If you split them with a wedge now, not a saw, and let them relax a bit (A couple of cold beers, and the radio on a cool jazz station will help) before you saw them they'll spring less when the time comes to mill them to size.

chuckt
06-20-2012, 10:10 AM
Think they will shrink less if I wait for the moisture content to come down? Again, I suspect not. This seem to me like it would be no more effective than strapping them to keep the bend from happening. In any case, I have no choice. I will go ahead and cut them soon. I may strap them just for giggles. Hopefully, there will be enough wood to plane them back square.

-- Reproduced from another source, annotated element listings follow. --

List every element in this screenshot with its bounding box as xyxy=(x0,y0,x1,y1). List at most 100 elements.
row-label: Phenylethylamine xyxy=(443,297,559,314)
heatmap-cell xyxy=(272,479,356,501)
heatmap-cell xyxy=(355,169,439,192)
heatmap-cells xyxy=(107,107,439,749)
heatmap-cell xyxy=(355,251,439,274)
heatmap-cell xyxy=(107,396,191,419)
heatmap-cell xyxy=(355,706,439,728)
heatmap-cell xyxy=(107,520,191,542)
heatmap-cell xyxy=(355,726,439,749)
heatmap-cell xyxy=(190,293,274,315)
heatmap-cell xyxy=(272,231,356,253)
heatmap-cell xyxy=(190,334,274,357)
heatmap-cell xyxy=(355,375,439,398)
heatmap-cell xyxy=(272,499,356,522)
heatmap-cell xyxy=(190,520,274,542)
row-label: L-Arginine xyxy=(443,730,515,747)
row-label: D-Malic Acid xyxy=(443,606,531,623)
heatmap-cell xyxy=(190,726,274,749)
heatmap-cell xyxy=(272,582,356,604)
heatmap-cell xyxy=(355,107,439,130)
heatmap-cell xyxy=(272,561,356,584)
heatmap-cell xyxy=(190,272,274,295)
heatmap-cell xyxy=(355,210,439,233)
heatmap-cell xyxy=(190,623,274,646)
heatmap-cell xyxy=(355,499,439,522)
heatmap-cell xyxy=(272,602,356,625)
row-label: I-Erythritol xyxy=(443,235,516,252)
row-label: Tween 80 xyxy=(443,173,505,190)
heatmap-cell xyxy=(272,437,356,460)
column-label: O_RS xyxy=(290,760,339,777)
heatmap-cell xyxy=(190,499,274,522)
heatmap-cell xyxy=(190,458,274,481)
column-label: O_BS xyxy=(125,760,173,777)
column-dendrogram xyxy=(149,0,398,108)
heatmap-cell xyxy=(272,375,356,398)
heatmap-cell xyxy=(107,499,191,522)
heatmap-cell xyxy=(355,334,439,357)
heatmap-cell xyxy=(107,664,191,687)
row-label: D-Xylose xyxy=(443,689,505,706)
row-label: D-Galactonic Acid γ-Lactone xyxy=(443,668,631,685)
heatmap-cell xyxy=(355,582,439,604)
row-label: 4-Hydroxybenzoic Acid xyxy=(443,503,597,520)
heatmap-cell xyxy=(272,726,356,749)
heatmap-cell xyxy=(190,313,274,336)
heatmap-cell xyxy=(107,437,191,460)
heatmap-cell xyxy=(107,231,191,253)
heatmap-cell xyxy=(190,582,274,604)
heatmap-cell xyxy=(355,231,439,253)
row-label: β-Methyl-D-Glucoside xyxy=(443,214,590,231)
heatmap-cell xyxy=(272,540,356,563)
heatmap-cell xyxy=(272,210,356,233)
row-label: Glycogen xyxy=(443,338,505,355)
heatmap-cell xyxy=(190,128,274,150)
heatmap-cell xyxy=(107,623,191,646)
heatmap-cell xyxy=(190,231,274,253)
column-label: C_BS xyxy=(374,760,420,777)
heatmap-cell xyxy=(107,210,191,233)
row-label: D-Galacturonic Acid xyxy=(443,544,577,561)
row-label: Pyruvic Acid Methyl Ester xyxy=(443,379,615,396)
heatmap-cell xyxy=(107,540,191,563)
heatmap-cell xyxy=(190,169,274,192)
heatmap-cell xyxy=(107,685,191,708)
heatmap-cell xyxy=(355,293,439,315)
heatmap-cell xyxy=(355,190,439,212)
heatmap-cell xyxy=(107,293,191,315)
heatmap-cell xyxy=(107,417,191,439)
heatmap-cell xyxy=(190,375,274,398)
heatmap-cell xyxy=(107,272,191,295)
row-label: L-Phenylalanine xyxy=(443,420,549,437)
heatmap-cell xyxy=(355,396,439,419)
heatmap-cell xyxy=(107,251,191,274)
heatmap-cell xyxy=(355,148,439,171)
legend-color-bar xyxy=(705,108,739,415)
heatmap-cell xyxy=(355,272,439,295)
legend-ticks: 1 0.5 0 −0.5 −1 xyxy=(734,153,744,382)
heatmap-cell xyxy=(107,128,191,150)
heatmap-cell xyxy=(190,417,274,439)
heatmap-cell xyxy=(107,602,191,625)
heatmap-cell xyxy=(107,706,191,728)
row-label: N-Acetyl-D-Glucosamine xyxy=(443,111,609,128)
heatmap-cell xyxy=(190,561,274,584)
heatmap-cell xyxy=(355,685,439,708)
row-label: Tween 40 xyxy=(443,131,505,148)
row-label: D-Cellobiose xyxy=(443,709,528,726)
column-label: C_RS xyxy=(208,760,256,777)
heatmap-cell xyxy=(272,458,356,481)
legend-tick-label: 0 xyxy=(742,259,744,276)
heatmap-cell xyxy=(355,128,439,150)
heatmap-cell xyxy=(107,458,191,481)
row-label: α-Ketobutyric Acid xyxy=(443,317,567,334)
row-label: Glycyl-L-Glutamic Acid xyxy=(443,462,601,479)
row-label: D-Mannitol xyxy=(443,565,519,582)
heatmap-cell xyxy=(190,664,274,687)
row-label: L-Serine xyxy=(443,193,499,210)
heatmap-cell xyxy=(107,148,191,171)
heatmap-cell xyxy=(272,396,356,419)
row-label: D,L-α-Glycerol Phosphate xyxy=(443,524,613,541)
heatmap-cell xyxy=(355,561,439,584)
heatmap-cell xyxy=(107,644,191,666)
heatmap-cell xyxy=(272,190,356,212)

Any benefit to waiting as long as possible to cut the heart out? I can do the deadwood as the last repair and it might be a year before I get to it.

Chip Chester
06-20-2012, 10:12 AM
Is lamination a possibility? If you've gotta make 'that piece' work, and if there's enough stock to resaw and glue up... May not work for your situation, though. Chip

kc8pql
06-20-2012, 10:18 AM
Any benefit to waiting as long as possible to cut the heart out?

The longer it drys, the more the tension will build up. Do what Lefty suggests. Split them with wedges and then let them dry.

Jim Ledger
06-20-2012, 10:33 AM
I would rough out the pieces oversize as soon as possible. The smaller the timber, the less tension develops as it dries. You'll want to slow down the drying by painting the end grain with thick paint or wax to keep checks from developing. It will be years before you see significant drying in these timbers.

chuckt
06-20-2012, 11:31 AM
Whew! I love getting informed guidance. Thanks. That's the plan then. It looks like it will split like a ripe watermelon.

And Chip is right--It's just deadwood. I'll laminate it with resorcinol (or Gflex) if necessary to get the size.

My sternpost piece, I am hoping, does not have as much of these stresses as it is well outside the heart.

Jim Ledger
06-20-2012, 12:23 PM
I wouldn't count on laminating, Chuck. The timber is much too wet, and will probably remain so. In addition, the pieces involved are large and subject to a lot of cyclical movement, which would stress a glue joint to failure. As I said, cutting the pieces to rough size will reduce the stress dramatically.

Which dimensions are so close that you're worried about losing the necessary dimension? The six inch thickness? The width seems to provide a lot of wiggle room.

chuckt
06-20-2012, 12:42 PM
The thickness is fine. Once I split it, and trim, the two seperate pieces are going to be not much wider than the 16.5" I need. Since the width tapers as it goes aft, I think I will be fine unless the warp is very significant.

Momentarily forgot about the moisture content. You are right.

David G
06-20-2012, 12:51 PM
Also - if you choose to rip the piece instead of split it with wedges... I'd cut it with a bandsaw if possible. Safer.

chuckt
06-20-2012, 01:32 PM
I bought a beam saw off Craigslist. Each piece weighs about 700 pounds.

Jim Ledger
06-20-2012, 01:46 PM
The 16" Makita?

Chip Chester
06-20-2012, 01:53 PM
Thought I read that this was a year off, in terms of ageing/stabilization of the material?

Chip

chuckt
06-20-2012, 01:58 PM
Yes Jim. It hasn't arrived yet. It was well-loved but promised to be strong.

Yes Chip--could be a year. Not sure a year will get me low enough though . . . maybe. Hopefully, it will all work out

Jim Ledger
06-20-2012, 02:31 PM
I bought one of those off Craiglist as well. It's pretty old, brown instead of the more-familiar blue. It will cut right through a 6x6 landscape timber, but with hardwood I use my regular saw to make the first cut, and then make successive passes with the Makita. Take it slow and you'll be fine.

If I was you, I'd invest in a gallon of CPES and paint the timbers as soon as they're shaped. It goes on like water and you can build up successive coats to make a good, stabilizing barrier coat.